ミノタウロスは随分頑丈だった。ケンタウロスも皮が厚そうだ。念には念で100ftまで巻き上げたところで水を蒸発させた。24の大柄の生き物が地面に叩きつけられ、どすんどすんと重たい音を立てた。一体あたり3本ほど丸太ランス…じゃなくてセクシーランスを叩きつけてあげた。
「ぶもぉ~」
「ぎゃあ~」
…ケンタウロスは割と人間臭い悲鳴を上げている様だ。ごめん。天国に行ける様にちょっとだけ祈ってあげる。
そうして24の魔獣が息の根を止めた。オオトカゲはまだ建物からこっちに向かってくる途中だった。足が遅いからねぇ…この重そうなのを水で持ち上げるのは面倒だなぁ…そのまま凍らせるか。そうしてオオトカゲの氷漬けが6個出来上がった。

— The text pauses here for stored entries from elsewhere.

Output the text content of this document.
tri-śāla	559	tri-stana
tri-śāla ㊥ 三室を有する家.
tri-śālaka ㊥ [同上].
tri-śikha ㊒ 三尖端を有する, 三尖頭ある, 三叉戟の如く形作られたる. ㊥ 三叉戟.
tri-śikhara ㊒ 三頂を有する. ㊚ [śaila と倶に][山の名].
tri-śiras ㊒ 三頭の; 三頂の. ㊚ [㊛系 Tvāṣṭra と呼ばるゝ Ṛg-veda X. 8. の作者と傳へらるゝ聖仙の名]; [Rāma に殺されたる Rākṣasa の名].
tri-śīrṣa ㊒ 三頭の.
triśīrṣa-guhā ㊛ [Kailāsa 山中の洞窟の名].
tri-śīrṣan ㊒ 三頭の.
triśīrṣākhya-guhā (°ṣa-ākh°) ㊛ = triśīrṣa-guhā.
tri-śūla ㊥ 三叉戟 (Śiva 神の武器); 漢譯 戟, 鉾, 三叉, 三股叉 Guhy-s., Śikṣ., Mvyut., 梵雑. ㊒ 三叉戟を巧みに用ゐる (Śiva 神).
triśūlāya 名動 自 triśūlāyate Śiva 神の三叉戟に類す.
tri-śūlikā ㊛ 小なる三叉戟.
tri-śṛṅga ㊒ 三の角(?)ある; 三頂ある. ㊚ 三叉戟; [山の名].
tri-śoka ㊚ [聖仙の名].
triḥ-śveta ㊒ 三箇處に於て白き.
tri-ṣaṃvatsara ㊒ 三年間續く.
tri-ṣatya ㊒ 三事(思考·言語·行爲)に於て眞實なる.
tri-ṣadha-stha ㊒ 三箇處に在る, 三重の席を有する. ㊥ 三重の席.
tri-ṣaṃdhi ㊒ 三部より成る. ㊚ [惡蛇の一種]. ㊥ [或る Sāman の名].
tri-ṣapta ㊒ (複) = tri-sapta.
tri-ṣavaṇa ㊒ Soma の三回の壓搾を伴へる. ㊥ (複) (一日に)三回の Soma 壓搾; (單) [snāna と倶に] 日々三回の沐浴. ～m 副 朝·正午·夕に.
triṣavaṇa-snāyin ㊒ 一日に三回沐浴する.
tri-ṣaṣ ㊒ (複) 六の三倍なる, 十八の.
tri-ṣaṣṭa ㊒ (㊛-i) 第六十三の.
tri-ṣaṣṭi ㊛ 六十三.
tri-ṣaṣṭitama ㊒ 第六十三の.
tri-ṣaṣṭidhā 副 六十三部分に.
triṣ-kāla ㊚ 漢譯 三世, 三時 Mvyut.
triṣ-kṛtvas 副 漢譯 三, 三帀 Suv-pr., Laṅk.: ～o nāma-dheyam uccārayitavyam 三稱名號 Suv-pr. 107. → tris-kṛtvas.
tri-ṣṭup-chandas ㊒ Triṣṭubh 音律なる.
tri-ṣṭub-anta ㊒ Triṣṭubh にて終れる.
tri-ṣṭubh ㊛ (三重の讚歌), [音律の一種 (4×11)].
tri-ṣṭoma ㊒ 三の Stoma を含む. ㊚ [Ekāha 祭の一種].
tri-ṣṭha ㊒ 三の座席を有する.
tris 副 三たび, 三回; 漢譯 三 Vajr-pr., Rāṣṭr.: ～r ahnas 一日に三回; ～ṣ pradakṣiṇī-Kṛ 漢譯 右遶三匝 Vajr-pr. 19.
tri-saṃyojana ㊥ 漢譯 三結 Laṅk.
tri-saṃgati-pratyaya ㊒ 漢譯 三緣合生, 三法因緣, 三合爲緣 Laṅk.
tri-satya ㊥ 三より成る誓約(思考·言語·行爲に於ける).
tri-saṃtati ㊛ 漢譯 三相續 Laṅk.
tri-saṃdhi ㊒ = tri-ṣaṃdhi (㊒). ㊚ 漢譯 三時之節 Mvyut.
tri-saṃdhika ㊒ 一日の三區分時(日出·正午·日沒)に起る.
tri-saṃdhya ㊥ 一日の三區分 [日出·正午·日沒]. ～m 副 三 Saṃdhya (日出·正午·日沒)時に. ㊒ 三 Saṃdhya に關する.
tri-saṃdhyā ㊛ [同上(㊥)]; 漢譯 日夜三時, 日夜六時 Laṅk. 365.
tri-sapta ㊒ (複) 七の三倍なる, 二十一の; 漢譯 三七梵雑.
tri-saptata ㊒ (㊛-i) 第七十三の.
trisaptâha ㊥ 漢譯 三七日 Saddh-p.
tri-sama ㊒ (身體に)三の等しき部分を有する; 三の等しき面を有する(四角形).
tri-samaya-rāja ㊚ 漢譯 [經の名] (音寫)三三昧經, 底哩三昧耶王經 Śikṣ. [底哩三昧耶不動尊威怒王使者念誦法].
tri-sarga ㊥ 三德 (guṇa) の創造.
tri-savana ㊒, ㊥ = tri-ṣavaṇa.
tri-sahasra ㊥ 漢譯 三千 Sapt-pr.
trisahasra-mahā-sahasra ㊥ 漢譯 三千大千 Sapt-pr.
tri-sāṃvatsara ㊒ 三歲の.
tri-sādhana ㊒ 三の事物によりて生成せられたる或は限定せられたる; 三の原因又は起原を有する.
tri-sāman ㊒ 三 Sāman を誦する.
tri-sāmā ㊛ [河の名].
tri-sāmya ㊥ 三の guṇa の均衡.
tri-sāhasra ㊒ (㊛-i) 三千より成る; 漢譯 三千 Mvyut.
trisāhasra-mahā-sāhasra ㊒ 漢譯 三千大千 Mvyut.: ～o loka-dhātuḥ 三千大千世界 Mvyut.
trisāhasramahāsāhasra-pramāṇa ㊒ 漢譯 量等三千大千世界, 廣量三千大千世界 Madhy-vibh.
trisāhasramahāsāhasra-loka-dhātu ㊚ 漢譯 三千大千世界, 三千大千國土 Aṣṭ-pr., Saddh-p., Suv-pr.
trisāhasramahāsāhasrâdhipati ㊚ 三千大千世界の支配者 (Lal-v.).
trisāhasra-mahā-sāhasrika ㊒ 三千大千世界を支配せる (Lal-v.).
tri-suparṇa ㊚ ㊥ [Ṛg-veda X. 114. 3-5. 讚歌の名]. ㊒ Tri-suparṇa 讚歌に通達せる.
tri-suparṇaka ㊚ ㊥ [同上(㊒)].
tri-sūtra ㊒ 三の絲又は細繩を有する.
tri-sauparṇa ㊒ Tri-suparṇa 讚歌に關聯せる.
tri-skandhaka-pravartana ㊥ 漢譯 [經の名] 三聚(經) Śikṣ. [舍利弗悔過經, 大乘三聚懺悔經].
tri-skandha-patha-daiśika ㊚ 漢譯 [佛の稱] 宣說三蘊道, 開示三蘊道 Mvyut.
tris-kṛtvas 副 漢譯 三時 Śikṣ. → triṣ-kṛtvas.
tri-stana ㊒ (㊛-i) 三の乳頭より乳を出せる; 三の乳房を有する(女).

「どうする?あなた達も溺れて地面に叩きつけられたい?それとも氷漬けが良い?」
私の言葉に、立ちすくんでいた男達は我に返った。端の男達がくるっと背を向けて逃げていく。
「ま、待て!」
先頭に立っていた男が声をかけるが、一人が逃げ出すともう止まらない。それが群集心理と言う奴だ。結局先頭で口上を述べていた男も走り去った。
私は騎士達に指示を出した。
「ここでヨハン殿下達を守って待機してください。後、水を元に戻しますから、連絡係は川原に戻って向こう岸に声をかけてください」
私は土手を乗り越えて水を川本来の流れに戻そうとしたが、水の中から大きな魚型の魔獣が顔を出した。水面を撥ねて怒りを現している。
「ごめん、ごめん。すぐ戻すから待っててね」
魚型魔獣はまだ水面から顔を出して口をぱくぱくして怒りを表している。仕方なく聖魔法を水に流して鎮静化する。魔獣はきらきらする水面から背びれを出してまだ怒りを示している。怒りっぽいなぁ…
土手を上がって来たヨハンが声をかけてくる。
「お前、魚型魔獣までお友達扱いなのか…」
「だって、向こうから襲ってこないじゃない。平和的に付き合いたいわ」
「シュバルツバッサではな、時々小舟がひっくり返されるんだよ。あいつらの仲間の仕業だろ」
「あの子にとっては大事な縄張り争いなんだから許してあげて」
あの子扱いかよ、とまだヨハンはぶつぶつ言っている。しつこい男は嫌われるぞ。